I don't see anywhere in Memento's post where he says anything about announcing the more powerful console alongside the Neo. He simply says release the Neo as previously planned, and then Holiday 2017, release the new super PS4. If they were going to offer a machine like that, then yes, making sure it's announced before I go buying a Neo would be very, very important... else I'll be
pissed. Either way though, I have an unfavourable choice to make in this scenario. Run the next year with a PS4 less than half the power of others, or buy a Neo (alongside the PSVR I have on order) with the full knowledge that it's a stopgap for one year. The XB1S is simple situation... ignore it and pick up a Scorpio next year. I know the Scorpio is on the way, and I know that for all intents and purposes, my current XB1 is functionally identical to the slim revision. I'm not going to feel that way about a Neo regardless of if there's another console following it or not. It's more than double the performance of the PS4 I currently own, and is having a separate performance profile mandated for future software.

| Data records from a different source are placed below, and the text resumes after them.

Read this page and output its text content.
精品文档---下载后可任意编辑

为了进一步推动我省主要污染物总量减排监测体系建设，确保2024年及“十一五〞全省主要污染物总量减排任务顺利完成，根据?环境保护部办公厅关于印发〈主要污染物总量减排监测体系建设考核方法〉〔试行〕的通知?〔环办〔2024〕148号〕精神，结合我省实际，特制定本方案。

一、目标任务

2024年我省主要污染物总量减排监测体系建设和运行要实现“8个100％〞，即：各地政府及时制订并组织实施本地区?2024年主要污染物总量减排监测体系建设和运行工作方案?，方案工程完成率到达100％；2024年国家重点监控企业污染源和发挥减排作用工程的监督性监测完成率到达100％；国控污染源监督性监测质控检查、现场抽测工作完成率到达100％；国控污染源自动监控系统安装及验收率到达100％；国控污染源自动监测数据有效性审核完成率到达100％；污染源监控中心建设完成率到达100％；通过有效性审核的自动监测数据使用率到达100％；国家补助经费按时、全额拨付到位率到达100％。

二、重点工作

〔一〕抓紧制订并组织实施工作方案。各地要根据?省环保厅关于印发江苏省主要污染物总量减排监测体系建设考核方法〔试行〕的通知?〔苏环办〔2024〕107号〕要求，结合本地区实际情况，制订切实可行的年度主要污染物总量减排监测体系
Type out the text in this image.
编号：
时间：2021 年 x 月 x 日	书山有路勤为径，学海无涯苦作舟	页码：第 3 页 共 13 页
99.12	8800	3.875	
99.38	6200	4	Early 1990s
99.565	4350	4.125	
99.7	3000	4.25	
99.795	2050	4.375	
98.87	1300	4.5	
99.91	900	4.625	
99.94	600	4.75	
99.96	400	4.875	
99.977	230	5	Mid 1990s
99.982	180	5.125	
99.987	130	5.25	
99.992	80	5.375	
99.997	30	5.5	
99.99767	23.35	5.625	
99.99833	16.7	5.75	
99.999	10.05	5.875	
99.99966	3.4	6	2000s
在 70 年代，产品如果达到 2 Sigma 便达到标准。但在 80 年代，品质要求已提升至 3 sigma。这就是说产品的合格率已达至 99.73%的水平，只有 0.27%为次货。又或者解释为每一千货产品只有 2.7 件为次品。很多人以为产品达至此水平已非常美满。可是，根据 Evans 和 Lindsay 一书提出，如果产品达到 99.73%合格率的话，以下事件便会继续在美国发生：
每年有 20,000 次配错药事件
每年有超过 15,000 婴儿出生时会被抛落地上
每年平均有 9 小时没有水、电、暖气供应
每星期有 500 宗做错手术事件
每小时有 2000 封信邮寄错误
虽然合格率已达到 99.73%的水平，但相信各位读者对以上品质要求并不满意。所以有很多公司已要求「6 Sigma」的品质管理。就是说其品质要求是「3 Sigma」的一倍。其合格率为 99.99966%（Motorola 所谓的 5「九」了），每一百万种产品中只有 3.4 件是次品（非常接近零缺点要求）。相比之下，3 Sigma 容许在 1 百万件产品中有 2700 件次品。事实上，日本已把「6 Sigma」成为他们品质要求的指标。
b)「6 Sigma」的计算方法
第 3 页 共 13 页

There are often small things that differentiate a new revision of a console from the prior version. The HDMI port on the 360 (and consequently its ability to output 1080p) is an example. Being on a whole different performance spectrum isn't typically one of them, and that'll push people to upgrade that wouldn't typically purchase a slim model for the same reasons. Doing that twice in the span of a year... not a good look.
As I said though, Sony would reveal both consoles at the PlayStation Meeting on Setempber.
Ah. missed that post. The rest of the above remains an issue though.